I wasn’t sure if my waters had broken on Saturday morning. I could just feel a slight trickle. I went about my day as usual, but continued to question myself all day & being hesitant to contact my midwife in case it was nothing. However, by 7pm that evening, I was well convinced that it was go time. My usual night time braxton hicks became regular & constant. I contacted my midwife & got into bed, hoping to get a couple hours of rest before things kicked off.
However, I could not rest. My contractions intensified quickly & became frequent. By 4am my husband rang my midwife asking her to come over. My beautiful midwife arrived & I hopped into the birthing pool. My contractions felt long & strong but I kept saying “it’s not so bad, I thought it would be worse” as well as thinking, “I’m going to see my baby soon”. The joke was on me!
Thirteen hours in I started to get frustrated - where was my baby? I’ve been at this for a while, it hurts like hell & I’m seeing no real changes. My midwife performed a VE, but I didn’t want to know my dilation. So when she learnt that I was only 4cm, she tucked us up into bed. I managed to get some rest until the contractions turned up another notch. The contractions had slowed down, averaging 5 minutes apart, but the intensity of them increased significantly. I began pacing up & down the stairs, determined to hurry things along.
Sixteen hours in I entered de lu lu land. I became so paranoid thinking that uninvited guests were in my home & convinced that the midwives were planning to take me to the hospital - both of which were not true. The midwives reassured me constantly that everything that was happening was normal & there was no indication for me to go to hospital. I said “Good! Because I know this is bad, but it’ll be so much worse there”.
So, on we went. Another eight hours went by. I cried, I screamed, I thought ‘this is so much harder than I thought it would be’ (what a turn), but at no point did I think something was ever wrong or that my baby wasn’t safe.
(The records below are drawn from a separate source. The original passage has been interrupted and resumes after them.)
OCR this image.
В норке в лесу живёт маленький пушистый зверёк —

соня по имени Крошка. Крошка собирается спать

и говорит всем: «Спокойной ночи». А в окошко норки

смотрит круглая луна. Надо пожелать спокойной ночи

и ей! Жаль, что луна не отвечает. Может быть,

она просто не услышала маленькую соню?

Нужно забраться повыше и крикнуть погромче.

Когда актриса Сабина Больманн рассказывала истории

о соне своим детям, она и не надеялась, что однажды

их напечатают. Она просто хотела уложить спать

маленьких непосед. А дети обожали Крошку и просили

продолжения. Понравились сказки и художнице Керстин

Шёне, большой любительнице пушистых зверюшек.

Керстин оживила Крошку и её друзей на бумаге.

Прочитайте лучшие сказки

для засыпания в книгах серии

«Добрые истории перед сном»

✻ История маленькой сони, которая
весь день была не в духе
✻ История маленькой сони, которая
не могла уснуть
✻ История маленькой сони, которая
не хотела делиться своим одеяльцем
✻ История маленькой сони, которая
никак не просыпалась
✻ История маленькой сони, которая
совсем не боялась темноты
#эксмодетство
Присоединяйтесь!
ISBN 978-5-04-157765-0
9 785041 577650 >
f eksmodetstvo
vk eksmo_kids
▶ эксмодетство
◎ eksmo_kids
Twenty two hours in, my midwife performed another VE. This time I was 8cm & I begged her to help. So with a little manipulative assistance & a big voluntary push, I pushed my baby's head through the remaining cervix.
Now it’s on. I laughed at the time as I got out of the pool & said “Prep the lounge. I’ve organised a home birth & I’m about to give birth on my back”. I can’t explain it but I just knew where & how I needed to be to deliver my baby & that was the old fashioned way. On the lounge, on my back, legs in stirrups (birthing partners muscles) & a mirror held up. My midwife coached me for the next two hours as I pushed out my baby.
Mary was born on the 13th October with the biggest cheeks you’ve ever seen. Healthy & happy with an APGAR of 9 & a big loud cry. I birthed the placenta almost straight away with ease & had minimal blood loss. I had a couple of grazes & a grade one tear requiring a tad of glue. In our love bubble I felt so overwhelmed. I was exhausted, I had some after pains & I was starving! After getting sorted, the three of us were tucked up in bed at midnight & drifted off. The midwives left after being at my home on a Sunday for 20 hours!
The next day my husband kept telling me how proud he was of me during labour & birth. But I just felt that statement wasn’t right. I told him that I was proud of myself too but not because of the labour or the birth but because of the choices I had made prior to that day. I chose to home birth, I chose my private midwife & I chose to trust my gut. Because of this I achieved a positive physiological birth & that is what I’m proud of.